DATA VISUALISING THE WHOLE DATASET

In [148]:
sns.pairplot(hrt,hue='condition')

# PREPARING THE MODEL

First split the data in train and test

In [149]:
x = hrt.drop('condition', axis=1)
y = hrt['condition']

x.shape, y.shape

In [150]:
x_train, x_test, y_train, y_test = train_test_split(x,y, test_size=0.2, random_state=4, shuffle=True)

# **K-NN model**

In [151]:
sc = StandardScaler()
x_train_std = sc.fit_transform(x_train)
x_test_std = sc.transform(x_test)

In [152]:
knn_classifier = KNeighborsClassifier(n_neighbors=22)
knn_classifier.fit(x_train_std, y_train)

In [153]:
y_pred_knn = knn_classifier.predict(x_test_std)

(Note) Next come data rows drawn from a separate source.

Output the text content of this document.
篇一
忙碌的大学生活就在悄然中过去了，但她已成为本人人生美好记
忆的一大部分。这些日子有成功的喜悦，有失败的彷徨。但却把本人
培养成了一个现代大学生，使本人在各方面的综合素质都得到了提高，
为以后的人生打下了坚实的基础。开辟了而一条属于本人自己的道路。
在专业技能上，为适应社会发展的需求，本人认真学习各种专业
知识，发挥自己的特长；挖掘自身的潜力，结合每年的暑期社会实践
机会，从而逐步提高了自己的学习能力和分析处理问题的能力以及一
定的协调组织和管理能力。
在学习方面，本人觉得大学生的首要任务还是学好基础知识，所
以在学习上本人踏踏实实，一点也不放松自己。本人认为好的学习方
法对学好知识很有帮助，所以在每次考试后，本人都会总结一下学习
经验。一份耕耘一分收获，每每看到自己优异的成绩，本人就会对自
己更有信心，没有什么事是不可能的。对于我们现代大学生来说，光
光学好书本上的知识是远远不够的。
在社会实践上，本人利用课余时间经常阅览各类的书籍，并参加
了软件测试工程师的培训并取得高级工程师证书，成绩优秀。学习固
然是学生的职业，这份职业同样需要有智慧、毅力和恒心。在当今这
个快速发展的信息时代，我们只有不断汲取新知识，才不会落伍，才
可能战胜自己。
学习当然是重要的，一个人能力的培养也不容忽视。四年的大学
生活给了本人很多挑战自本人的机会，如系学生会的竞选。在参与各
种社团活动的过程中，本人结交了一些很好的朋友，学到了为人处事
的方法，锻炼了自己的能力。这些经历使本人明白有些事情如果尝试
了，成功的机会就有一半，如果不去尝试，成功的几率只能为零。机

Calculating confusion matrix

In [154]:
knn_cm = confusion_matrix(y_test, y_pred_knn)
print(knn_cm)
knn_acc = accuracy_score(y_test, y_pred_knn)
print(knn_acc)

In [155]:
print("Accuracy on training set: {:.3f}".format(knn_classifier.score(x_train_std, y_train)))
print("Accuracy on testing set: {:.3f}".format(knn_classifier.score(x_test_std, y_test)))

In [156]:
knn_test = knn_classifier.score(x_test_std, y_test)

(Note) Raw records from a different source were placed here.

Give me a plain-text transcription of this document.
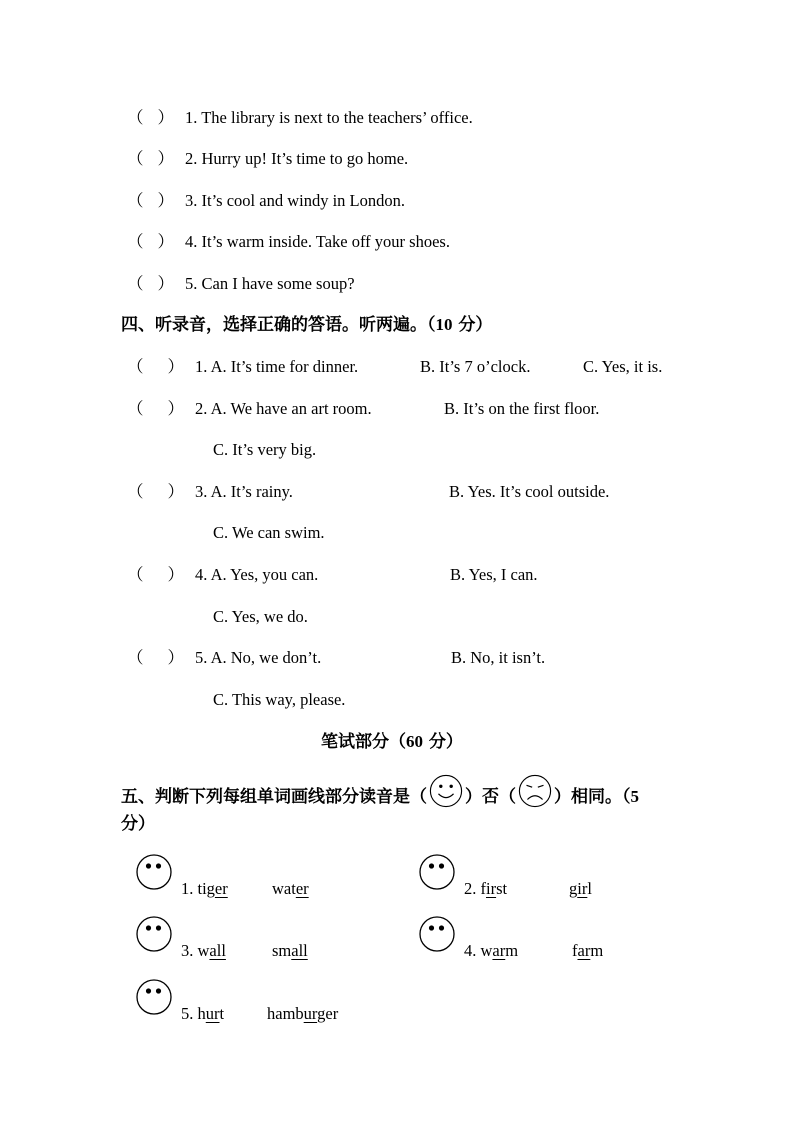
（ ） 1. The library is next to the teachers’ office.
（ ） 2. Hurry up! It’s time to go home.
（ ） 3. It’s cool and windy in London.
（ ） 4. It’s warm inside. Take off your shoes.
（ ） 5. Can I have some soup?
四、听录音，选择正确的答语。听两遍。（10 分）
（ ） 1. A. It’s time for dinner.	B. It’s 7 o’clock.	C. Yes, it is.
（ ） 2. A. We have an art room.	B. It’s on the first floor.
C. It’s very big.
（ ） 3. A. It’s rainy.	B. Yes. It’s cool outside.
C. We can swim.
（ ） 4. A. Yes, you can.	B. Yes, I can.
C. Yes, we do.
（ ） 5. A. No, we don’t.	B. No, it isn’t.
C. This way, please.
笔试部分（60 分）
五、判断下列每组单词画线部分读音是（ ）否（ ）相同。（5
分）
1. tiger	water	2. first	girl
3. wall	small	4. warm	farm
5. hurt	hamburger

Let's find the number of neighbors to be considered.

In [157]:
scores = []
for k in range(1,30):
    knn = KNeighborsClassifier(k).fit(x_train_std, y_train)
    scores.append(knn.score(x_train_std, y_train))

print(scores, end = " ")

In [158]:
plt.plot(np.arange(1,30), scores)

# **DECISION TREE**

Train the model.

In [159]:
dt_class = DecisionTreeClassifier(criterion='entropy', random_state=0)
dt_class.fit(x_train, y_train)

Predict the results

In [160]:
y_pred_dt = dt_class.predict(x_test)
print(y_pred_dt)

# **Confusion Matrix**

In [161]:
dt_cm = confusion_matrix(y_test,y_pred_dt)
print(dt_cm)
dt_acc = accuracy_score(y_test,y_pred_dt)
print(dt_acc)

In [162]:
print("Accuracy on Training set: {:.3f}".format(dt_class.score(x_train,y_train)))
print("Accuracy on Test set: {:.3f}".format(dt_class.score(x_test,y_test)))
dt_test = dt_class.score(x_test,y_test)

In [163]:
algorithms = ['KNN','Decision Tree']
scores = [knn_test, dt_test]
plt.figure(figsize=(10,8))
sns.barplot(algorithms, scores)

# **SVM**

In [164]:
svc_classifier = SVC(C=0.5)
svc_classifier.fit(x_train, y_train)

In [165]:
y_pred_svc = svc_classifier.predict(x_test)
y_pred_svc

# **CONFUSION MATRIX**

In [166]:
svc_cm = confusion_matrix(y_test,y_pred_svc)
print(svc_cm)
svc_acc = accuracy_score(y_test,y_pred_svc)
print(dt_acc)

In [167]:
print("Accuracy on Training set: {:.3f}".format(svc_classifier.score(x_train,y_train)))
print("Accuracy on Test set: {:.3f}".format(svc_classifier.score(x_test,y_test)))
svc_test = svc_classifier.score(x_test,y_test)

In [169]:
algorithms = ['KNN','Decision Tree','Spupport Vector Machine']
scores = [knn_test, dt_test, svc_test]
plt.figure(figsize=(10,8))
sns.barplot(algorithms, scores)

# **OBSERVATION**
* FROM ABOVE BAR PLOT WE CAN CONCLUDE THAT KNN BEST FITS THE DATA.